Under the new leadership of Los Angeles Unified School District (LAUSD) Superintendent Michelle King, the LAUSD held its first forum geared toward providing better services to students and their families through the sharing of innovative strategies. On Saturday, July 23, at the Sonia Sotomayor Learning Academy, LAUSD educators and staff showed up in solidarity in order to live up to the promise that is expected from the Greater Los Angeles Schools.
The event began with opening remarks and a panel discussion with:
Michelle King, Superintendent of Schools, Los Angeles Unified School District
Steve Zimmer, Board President, Los Angeles Unified School District 4
Dr. Ref Rodriguez, Board Member, Los Angeles Unified School District 5
Monica Ratliff, Board Member, Los Angeles Unified School District 6
Vivian Ekchian, Northwest Superintendent, Los Angeles Unified School District
Christopher Downing, South Superintendent, Los Angeles Unified School District
Superintendent King opened with her mission for the schools, “It’s about the ‘ands’. It’s about the ‘us’. Not about the ‘eithers’ nor the ‘or’s. We need to change the narrative surrounding educators.”
Board President Zimmer spoke about how the narrative that LAUSD schools are “failures” were a short term way to advance the charter school movement. However, this narrative does not benefit anyone—especially the students, in the long run. This “failure” narrative is a deficit mindset.
“Teaching is listening. If we listen, we will be better facilitators for our kids’ learning. The violence in Los Angeles is affecting students in charter schools and they’re affecting students in LAUSD schools alike.” Board President Zimmer continued to say that it is our responsibility to our kids to work collaboratively to learn, to share, and to grow effectively. The forum discussed ways to replicate practices at schools who are already succeeding in underserving areas. LAUSD needs to put their best product forward; they can no longer afford to continue losing students.
The first workshop I went to was “Three Successful Magnet Programs,” where the methodology behind standards based grading was exposed. A discussion took place on the effects of disaggregated data and the benefits of a grading system that consistently reflects the educator’s integrity and the child’s learning.
Kirk Roskam, Principal at Irving Middle School, led an experiment where some of the teachers completely removed 0 grades for missing and incomplete assignments and instead used 70s to prevent outliers and other factors, from pulling a student’s grade average down. This method was proven to show and instill a growth mindset in students.

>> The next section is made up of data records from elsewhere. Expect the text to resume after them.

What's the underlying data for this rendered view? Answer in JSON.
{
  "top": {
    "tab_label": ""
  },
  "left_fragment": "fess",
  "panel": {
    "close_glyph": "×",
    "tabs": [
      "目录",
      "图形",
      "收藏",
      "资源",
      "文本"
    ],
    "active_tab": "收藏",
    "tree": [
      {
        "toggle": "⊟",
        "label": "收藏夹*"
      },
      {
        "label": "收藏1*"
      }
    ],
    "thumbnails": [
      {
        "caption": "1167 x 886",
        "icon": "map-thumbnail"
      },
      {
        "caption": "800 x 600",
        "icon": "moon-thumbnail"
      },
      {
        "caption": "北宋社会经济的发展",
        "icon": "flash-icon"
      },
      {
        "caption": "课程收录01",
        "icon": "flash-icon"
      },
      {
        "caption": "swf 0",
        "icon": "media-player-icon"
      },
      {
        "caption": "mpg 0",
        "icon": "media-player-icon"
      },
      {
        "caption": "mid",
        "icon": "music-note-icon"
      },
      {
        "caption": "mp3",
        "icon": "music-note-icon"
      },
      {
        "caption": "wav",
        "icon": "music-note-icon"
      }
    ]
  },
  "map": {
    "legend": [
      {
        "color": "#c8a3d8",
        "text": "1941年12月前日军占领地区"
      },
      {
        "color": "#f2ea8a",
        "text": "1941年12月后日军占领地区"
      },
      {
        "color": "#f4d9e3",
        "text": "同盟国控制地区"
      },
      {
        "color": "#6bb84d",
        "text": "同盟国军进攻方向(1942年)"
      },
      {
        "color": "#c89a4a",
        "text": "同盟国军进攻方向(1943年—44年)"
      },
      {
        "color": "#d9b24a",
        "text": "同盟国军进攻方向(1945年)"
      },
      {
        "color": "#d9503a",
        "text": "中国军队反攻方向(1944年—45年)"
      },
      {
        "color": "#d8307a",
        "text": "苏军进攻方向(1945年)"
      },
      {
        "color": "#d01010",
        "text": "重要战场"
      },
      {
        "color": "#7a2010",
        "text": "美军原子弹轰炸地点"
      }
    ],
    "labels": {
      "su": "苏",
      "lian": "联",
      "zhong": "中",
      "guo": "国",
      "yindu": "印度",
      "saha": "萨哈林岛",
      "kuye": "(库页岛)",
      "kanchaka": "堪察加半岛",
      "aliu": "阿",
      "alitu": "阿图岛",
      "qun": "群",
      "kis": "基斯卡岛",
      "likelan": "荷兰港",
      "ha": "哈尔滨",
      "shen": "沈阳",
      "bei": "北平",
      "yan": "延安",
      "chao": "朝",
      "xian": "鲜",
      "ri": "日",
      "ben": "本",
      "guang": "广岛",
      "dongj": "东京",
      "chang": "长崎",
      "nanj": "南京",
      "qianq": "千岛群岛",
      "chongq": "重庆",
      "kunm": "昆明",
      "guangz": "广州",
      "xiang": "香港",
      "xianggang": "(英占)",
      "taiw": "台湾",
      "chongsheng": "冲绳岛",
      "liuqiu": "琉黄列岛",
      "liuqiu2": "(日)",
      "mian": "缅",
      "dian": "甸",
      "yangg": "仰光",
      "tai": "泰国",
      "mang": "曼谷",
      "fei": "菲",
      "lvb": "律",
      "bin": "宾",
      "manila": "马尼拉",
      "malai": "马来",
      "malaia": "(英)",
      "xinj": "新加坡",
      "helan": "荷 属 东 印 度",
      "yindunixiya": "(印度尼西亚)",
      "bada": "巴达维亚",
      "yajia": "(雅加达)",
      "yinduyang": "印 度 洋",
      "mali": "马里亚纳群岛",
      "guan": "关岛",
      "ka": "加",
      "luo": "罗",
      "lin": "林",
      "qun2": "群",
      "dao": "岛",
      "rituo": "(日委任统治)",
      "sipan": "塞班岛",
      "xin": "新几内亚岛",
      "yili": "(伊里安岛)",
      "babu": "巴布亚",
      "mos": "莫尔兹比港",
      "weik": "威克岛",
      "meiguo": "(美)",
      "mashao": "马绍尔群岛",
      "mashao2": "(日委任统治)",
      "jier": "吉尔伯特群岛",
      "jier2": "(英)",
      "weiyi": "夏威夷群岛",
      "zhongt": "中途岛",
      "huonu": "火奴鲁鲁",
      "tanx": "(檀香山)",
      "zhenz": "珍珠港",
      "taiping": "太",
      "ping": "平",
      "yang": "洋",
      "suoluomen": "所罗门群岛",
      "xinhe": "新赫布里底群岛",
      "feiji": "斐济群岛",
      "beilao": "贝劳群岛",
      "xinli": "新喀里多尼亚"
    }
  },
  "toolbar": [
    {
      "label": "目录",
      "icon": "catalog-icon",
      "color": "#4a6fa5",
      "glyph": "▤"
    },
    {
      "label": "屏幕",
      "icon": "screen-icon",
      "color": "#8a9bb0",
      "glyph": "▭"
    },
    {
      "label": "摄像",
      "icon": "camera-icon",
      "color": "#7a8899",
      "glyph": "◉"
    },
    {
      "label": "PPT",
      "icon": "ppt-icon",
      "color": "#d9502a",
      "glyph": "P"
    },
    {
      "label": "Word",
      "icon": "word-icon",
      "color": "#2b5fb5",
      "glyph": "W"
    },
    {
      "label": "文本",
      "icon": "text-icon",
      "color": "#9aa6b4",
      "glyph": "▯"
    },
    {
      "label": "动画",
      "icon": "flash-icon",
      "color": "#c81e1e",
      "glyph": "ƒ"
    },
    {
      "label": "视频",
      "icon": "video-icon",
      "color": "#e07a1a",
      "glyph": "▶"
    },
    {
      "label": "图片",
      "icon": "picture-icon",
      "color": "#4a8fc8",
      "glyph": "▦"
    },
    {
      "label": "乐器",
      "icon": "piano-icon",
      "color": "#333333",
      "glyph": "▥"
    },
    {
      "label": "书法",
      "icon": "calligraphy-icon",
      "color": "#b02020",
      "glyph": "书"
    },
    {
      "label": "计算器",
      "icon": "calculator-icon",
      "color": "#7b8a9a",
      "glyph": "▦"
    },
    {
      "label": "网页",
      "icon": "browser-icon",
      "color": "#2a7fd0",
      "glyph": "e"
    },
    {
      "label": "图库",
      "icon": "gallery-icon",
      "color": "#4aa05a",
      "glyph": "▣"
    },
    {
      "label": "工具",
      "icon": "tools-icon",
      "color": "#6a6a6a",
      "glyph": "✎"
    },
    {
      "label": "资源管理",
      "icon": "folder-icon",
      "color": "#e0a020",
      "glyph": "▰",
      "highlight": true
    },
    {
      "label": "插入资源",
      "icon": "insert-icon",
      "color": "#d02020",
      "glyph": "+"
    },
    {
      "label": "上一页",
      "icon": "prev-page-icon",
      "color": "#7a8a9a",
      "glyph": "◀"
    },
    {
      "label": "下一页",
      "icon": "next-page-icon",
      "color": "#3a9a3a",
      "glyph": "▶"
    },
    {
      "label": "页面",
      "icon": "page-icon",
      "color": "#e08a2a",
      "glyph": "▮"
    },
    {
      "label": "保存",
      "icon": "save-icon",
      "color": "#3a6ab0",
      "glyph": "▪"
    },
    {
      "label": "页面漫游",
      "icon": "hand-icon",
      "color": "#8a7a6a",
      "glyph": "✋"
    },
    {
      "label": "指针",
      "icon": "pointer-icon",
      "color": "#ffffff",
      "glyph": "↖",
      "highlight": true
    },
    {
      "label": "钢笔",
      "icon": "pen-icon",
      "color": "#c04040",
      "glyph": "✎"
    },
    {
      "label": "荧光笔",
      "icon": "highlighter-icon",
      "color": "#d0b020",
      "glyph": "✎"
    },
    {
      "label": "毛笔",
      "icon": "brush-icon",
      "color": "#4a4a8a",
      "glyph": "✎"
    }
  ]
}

The next speaker was Dr. Heather Karuza, Assistant Principal at King-Drew Magnet. She emphasized that the success at her school was due largely to a student-centered approach, which included leadership opportunities and student created events. There is also a higher graduation standard at King-Drew Magnet than LAUSD requires. In order to further assist these students, there are college ready counselors, ambassadors, and a strong alumni presence.
King-Drew is known for its Medicine and Science Careers Program which is a junior-year elective class where students can experience and work in research labs, hospitals and clinics once a week. Resources are allocated and based on student needs. A common theme throughout the schools in LAUSD is the abundant amount of opportunity for credit recovery through: EdGenuity, Saturday school, summer school, community colleges, and charter schools.
The next speaker was Jennifer Macon, Magnet Coordinator at Cleveland Humanities High School. At Cleveland, education had to be approached as a team effort. There is a strong emphasis on human development over time in the humanities and this is reflected in the curriculum at Cleveland.
There are three themes at Cleveland: ideas matter, learning is interdisciplinary, and essays are used to assess, analyze, and integrate concepts so students may become articulate citizens in society. At Cleveland, they want to inspire a love of learning in students so they do not see it as a means to an end. Everything there is done in teams and Ms. Macon emphasized that labeling a group a “team” does not create a team. A high degree of interdependence needed to work toward a common goal or task is key to developing a team.
I ended my week with Pupil Services, where I spent some time and got a behind-the-scenes look at a small product of their labor: the YouthSource and FamilySource Center. There were lots of graffiti and trash along the side of the building, but as soon as I turned the corner, my eyes brightened. In front of me were at least two dozen children cleaning up the YouthCenter. This was their home and their labor was a small repayment to the community.
Inside, there were kids eating free lunch, receiving donated clothes, and lined up for what was a “Toy Donation Center,” where kids could borrow toys and take them home for a week and exchange it the next—the same way a library book is borrowed.
The little things we take for granted brought extreme happiness and thankfulness in these children’s eyes. The center also provided programs which similar to free daycare for many low income families. The programs were completely run by local teens through a leadership program. The week that I came in, they were planning for a career day for the kids to show that ending the poverty cycle was possible and that a better life is achievable. Though my time with LAUSD is almost over, I do not think I will ever cease to be amazed at the amount of work done and the lives touched on a daily basis within this huge bureaucracy.